Last season, Fonema Consort came to New York to perform and I was asked to play as their NY-based guest artist. It was a delight to meet these young musicians, so gifted and thrilled about the music they were playing, the excitement of putting on their own shows, sharing their discoveries with new listeners and friends. It has been terrific lately to see so many musicians around the country and the world throwing themselves into new-music composition and performance, and to witness and take part in the entrepreneurial spirit that has become a necessity but also a positive expression of our modern era. Chicago has been very fertile ground for ensembles and composers, and Fonema Consort seems to have quickly made itself known amid that lively scene.
I'm interested in the group's focus on the voice along with instruments. Co-founder Nina Dante has a remarkably flexible voice and a passion for new works that was evident as soon as I met her. I've always been drawn to the basic song/spoken nature of music, that primal utterance from the throat, whether blossomed into pitch and melody, or closer to speaking voice or other vocal noise. Also, always, I love the combination and balance of words and music, the great question that Strauss so memorably put forth in Capriccio. It's wonderful to see a group explicitly focus on this fundamental aspect.
I am looking forward to play works by two great American artists with Nina. One is Charles Wuorinen's Visible, which sets text by Paul Auster. The lines are stated three times, each time with more urgency and wildness. The twisting together of voice and violin is so effective in this piece- the lines swoop and turn and keep meeting at common notes, only to swerve away again.

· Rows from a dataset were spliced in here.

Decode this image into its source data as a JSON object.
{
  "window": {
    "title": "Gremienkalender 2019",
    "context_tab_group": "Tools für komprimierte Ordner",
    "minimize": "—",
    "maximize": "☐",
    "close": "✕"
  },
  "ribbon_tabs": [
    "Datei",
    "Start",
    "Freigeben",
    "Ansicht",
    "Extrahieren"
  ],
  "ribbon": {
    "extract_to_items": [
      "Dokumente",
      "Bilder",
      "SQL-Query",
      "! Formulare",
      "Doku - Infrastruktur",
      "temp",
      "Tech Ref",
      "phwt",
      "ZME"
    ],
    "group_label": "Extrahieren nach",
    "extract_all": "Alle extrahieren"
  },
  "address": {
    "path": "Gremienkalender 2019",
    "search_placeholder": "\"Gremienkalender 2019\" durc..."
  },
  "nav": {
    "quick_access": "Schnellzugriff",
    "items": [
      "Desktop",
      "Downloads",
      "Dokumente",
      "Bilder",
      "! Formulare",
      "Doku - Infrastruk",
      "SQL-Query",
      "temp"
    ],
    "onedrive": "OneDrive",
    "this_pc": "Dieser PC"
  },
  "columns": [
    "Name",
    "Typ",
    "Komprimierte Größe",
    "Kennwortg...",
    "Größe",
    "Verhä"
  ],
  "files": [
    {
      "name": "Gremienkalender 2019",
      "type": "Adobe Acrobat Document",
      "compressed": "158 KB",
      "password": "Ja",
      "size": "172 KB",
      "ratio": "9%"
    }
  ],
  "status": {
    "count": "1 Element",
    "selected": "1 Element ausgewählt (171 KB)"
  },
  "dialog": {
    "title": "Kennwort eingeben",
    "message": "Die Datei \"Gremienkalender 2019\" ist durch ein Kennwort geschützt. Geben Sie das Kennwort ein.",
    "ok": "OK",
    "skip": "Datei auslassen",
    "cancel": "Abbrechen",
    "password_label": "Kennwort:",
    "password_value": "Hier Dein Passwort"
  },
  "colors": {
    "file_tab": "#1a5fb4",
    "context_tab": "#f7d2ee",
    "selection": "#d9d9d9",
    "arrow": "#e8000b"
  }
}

We'll also be playing Morton Feldman's Voice, Violin and Piano. Feldman's distinct language of quiet tones, floating sonorities and unpredictable silences sets such an example of exquisite craft, attention to beauty of sound and passing time, and brilliant thinking realized with simple materials. This piece will put the voice and the violin, which is often likened to a soprano voice, in duet along with the piano's particular resonance.
I'll also be playing two solos, by Oscar Bianchi and Kaija Saariaho. Bianchi's Semplice is a solo that I recently recorded. Its title is rather tongue-in-cheek, for it is actually a very ornate piece full of curlicues and light, fanciful passages. He told me that it should sound "semplice" (Italian for "simple"), though the music is actually not. I think this means conveying a certain ease in executing it, and also having a large sense of the trajectory. Though much of the piece has a bright, radiant quality and wonderfully utilizes the sparkling, pretty high register of the violin, it gradually introduces a more edgy microtonal language, with ponticello adding a layer of grit. Oscar, an Italian-Swiss citizen, is very active, with performances lately with the Leipzig Gewandhaus, Aix-en-Provence festival and Ensemble Modern, but his music may not be familiar in Chicago, so I am pleased to perform it there.
Finnish composer Kaija Saariaho's Nocturne is a memorial piece that she wrote for Polish composer Witold Lutoslawski. Compared to her many lush and sweeping large-scale pieces - operas, symphonic works - this is a small sample of her music, but it draws the listener immediately into an amazingly vivid atmosphere and sound world. Moving in sensuous waves and rounded gestures, it is elegiac yet warm and enveloping. Like many composers of the last few decades, she explores some non-pitched sounds - here, crunching noise caused by pressure on the strings. Though this is often an aggressive-sounding noise, Saariaho applies it here subtly, using it to add a poignant twinge to the sighing lines.
I'm looking forward to join Fonema Consort for these works, to share them with listeners and to see and meet people in Chicago in early March!